C++: Loop Optimization and Loop Unwinding (To loop or not to loop)

Question

Update:

This discussion went further than I expected so i'm updating this with the code that I was actually working on when this question popped up into my head. It was a decision between 8 and 16 lines of code to determine who the winner of a tic-tac-toe game for my intro to c++ course.

note: this is designed to be on-level with the course,

note 2: token is a char either x or o or ' ')

This is a question of optimization. If this is a repeat I apologize but I couldn't locate an answer elsewhere.

Basically, it came down to whether or not the following code would be better looped or not:

    char CheckForWinner() {

    //returns the token of the player that satisfies one of the winning requirements
    if (Square[0][0] == Square[0][1] && Square[0][0] == Square[0][2] ) { //If all three tokens in the first row are the same
        return Square[0][0]; //Return the token
    } else if (Square[1][0] == Square[1][1] && Square[1][0] == Square[1][2] ) { //Check the next row
        return Square[1][0]; //Return the token
    } else if (Square[2][0] == Square[2][1] && Square[2][0] == Square[2][2] ) {
        return Square[2][0];
    } else if (Square[0][0] == Square[1][0] && Square[0][0] == Square[2][0] ) { //If no rows satisfy conditions, check columns
        return Square[0][0]; //Return the token
    } else if (Square[0][1] == Square[1][1] && Square[0][1] == Square[2][1] ) { 
        return Square[0][1];
    } else if (Square[0][2] == Square[1][2] && Square[0][2] == Square[2][2] ) { 
        return Square[0][2];
    } else if (Square[0][0] == Square[1][1] && Square[0][0] == Square[2][2] ) { //finally, check diagonals
        return Square[0][0];
    } else if (Square[0][2] == Square[1][1] && Square[0][2] == Square[2][0] ) {
        return Square[0][2];
    }

    return ' ';
}

Is this more or less taxing on a system them simply typing 100 cout lines?
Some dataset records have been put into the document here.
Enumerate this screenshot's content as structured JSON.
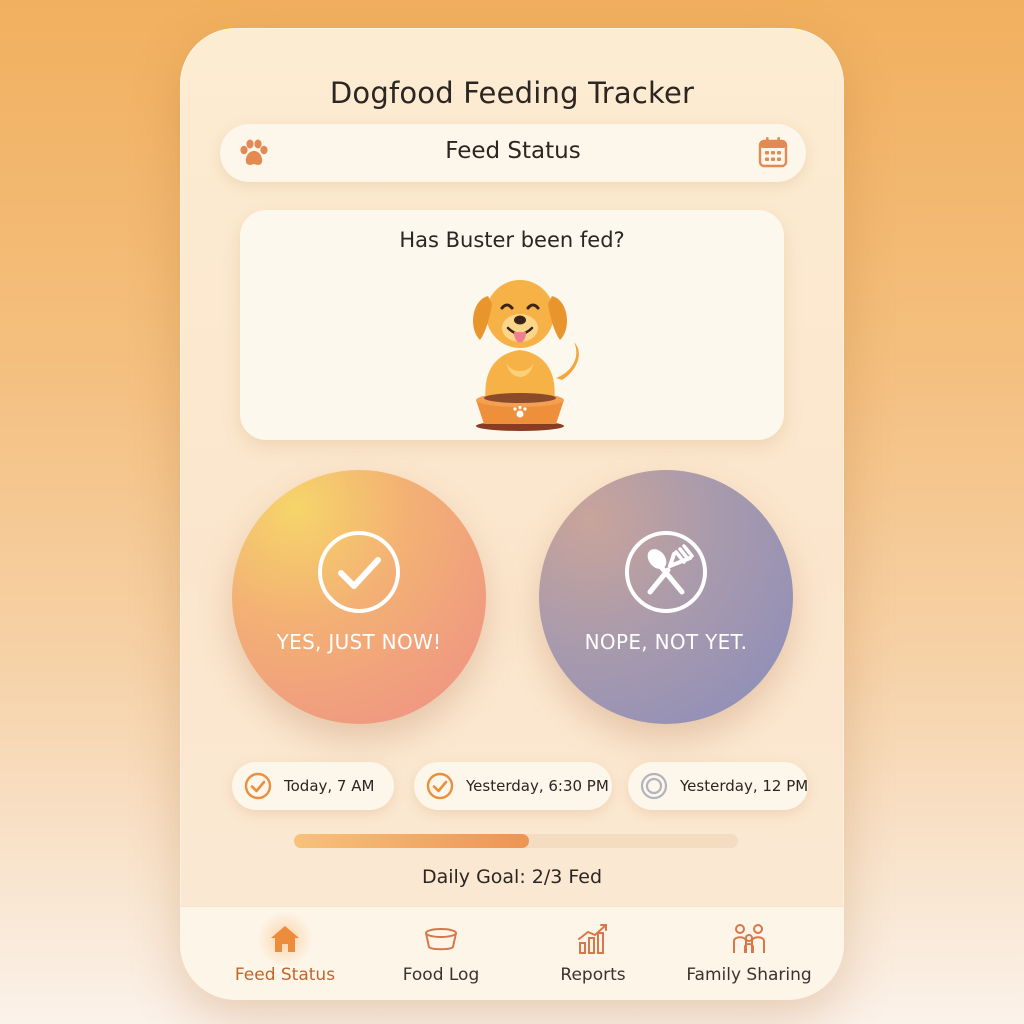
{
  "app": {
    "title": "Dogfood Feeding Tracker"
  },
  "status_bar": {
    "label": "Feed Status",
    "left_icon": "paw-icon",
    "right_icon": "calendar-icon"
  },
  "question": {
    "text": "Has Buster been fed?",
    "illustration": "golden-retriever-with-bowl"
  },
  "actions": {
    "yes": {
      "label": "YES, JUST NOW!",
      "icon": "check-circle-icon"
    },
    "no": {
      "label": "NOPE, NOT YET.",
      "icon": "utensils-circle-icon"
    }
  },
  "history": [
    {
      "text": "Today, 7 AM",
      "icon": "check-circle-icon",
      "status": "fed"
    },
    {
      "text": "Yesterday, 6:30 PM",
      "icon": "check-circle-icon",
      "status": "fed"
    },
    {
      "text": "Yesterday, 12 PM",
      "icon": "empty-circle-icon",
      "status": "missed"
    }
  ],
  "goal": {
    "text": "Daily Goal: 2/3 Fed",
    "fed": 2,
    "total": 3,
    "progress_fraction": 0.53
  },
  "nav": [
    {
      "label": "Feed Status",
      "icon": "home-icon",
      "active": true
    },
    {
      "label": "Food Log",
      "icon": "bowl-icon",
      "active": false
    },
    {
      "label": "Reports",
      "icon": "chart-icon",
      "active": false
    },
    {
      "label": "Family Sharing",
      "icon": "family-icon",
      "active": false
    }
  ],
  "colors": {
    "accent": "#ee9453",
    "accent_dark": "#c0652c",
    "text": "#2b2622",
    "yes_gradient": [
      "#f6d56a",
      "#ee8f87"
    ],
    "no_gradient": [
      "#c9a49a",
      "#8a8cbb"
    ]
  }
}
I'm curious because it seems like not only do we perform 100 cout lines but we also allocate a new variable to memory, and force the computer to process 100 math equations as well as output the data.

I can understand that a compiler may provide some level of optimization but I'd be interested to know on a more general level. Primarily, I compile using VisualStudio 2012 or MingGW (g++).

Time to read about [loop unwinding](http://en.wikipedia.org/wiki/Loop_unwinding). — Ted Hopp, Dec 02 '13 at 04:50
I wish people like you would post answers Ted, That article answered my question perfectly (even though it is Wikipedia 8-P) — gNerb, Dec 02 '13 at 04:53
I'm glad that the link answers your question, but my comment doesn't really qualify as an answer. From [meta](http://meta.stackexchange.com/a/95691/156967): _"A link-only answer is not a desirable answer.... If the link looks like it may be useful, convert it to a comment."_ — Ted Hopp, Dec 02 '13 at 04:57
In this particular example, I think you'd be hard-pressed to see a performance difference between a fully unrolled loop and the original. The fully unrolled loop is likely to be a shade slower, actually, because it will likely be much _larger_. Unrolling usually brings benefits, though, especially if the unrolled loop exposes other optimization opportunities such as vectorization. — Joe Z, Dec 02 '13 at 05:00
I disagree with the vast majority of that opinion. Your link was very helpful. The opinion itself even suggests that your comment does, in fact, satisfy the requirements to be considered an answer as it was not "link only" (roughly quoting "could not be bothered to enter even a single sentence"). It was a simple question that demanded a simple answer and your comment was just that. I'm at least glad you are getting some reputation from those up votes on your comment. — gNerb, Dec 02 '13 at 05:04
Heh. Comment up-votes don't add reputation. They're just a way for the community to indicate a useful comment. But per request, I've converted the comment to an answer. — Ted Hopp, Dec 02 '13 at 05:08
At the level of assembly language the loop management requires only one instruction per loop. This is likely to run faster than unrolling the loop because it keeps the code very small so it can execute out of on-chip cache. — ScottMcP-MVP, Dec 02 '13 at 05:16
@ScottMcP-MVP - That analysis completely ignores the potentially severe impact that the loop test has on instruction pipelining. A very simple loop like that can potentially execute many times faster when unrolled (depending on the computer architecture) because the loop form has a conditional jump that can mess up the look-ahead instruction cache at each loop iteration. Also, it's unlikely that a call to the I/O routines for `cout` will all fit in the on-chip cache. — Ted Hopp, Dec 02 '13 at 05:27

Jerry Coffin · Answer 1 · 2013-12-02T18:11:10.520

There is no single answer about whether unrolling all 100 iterations of the loop would be effective.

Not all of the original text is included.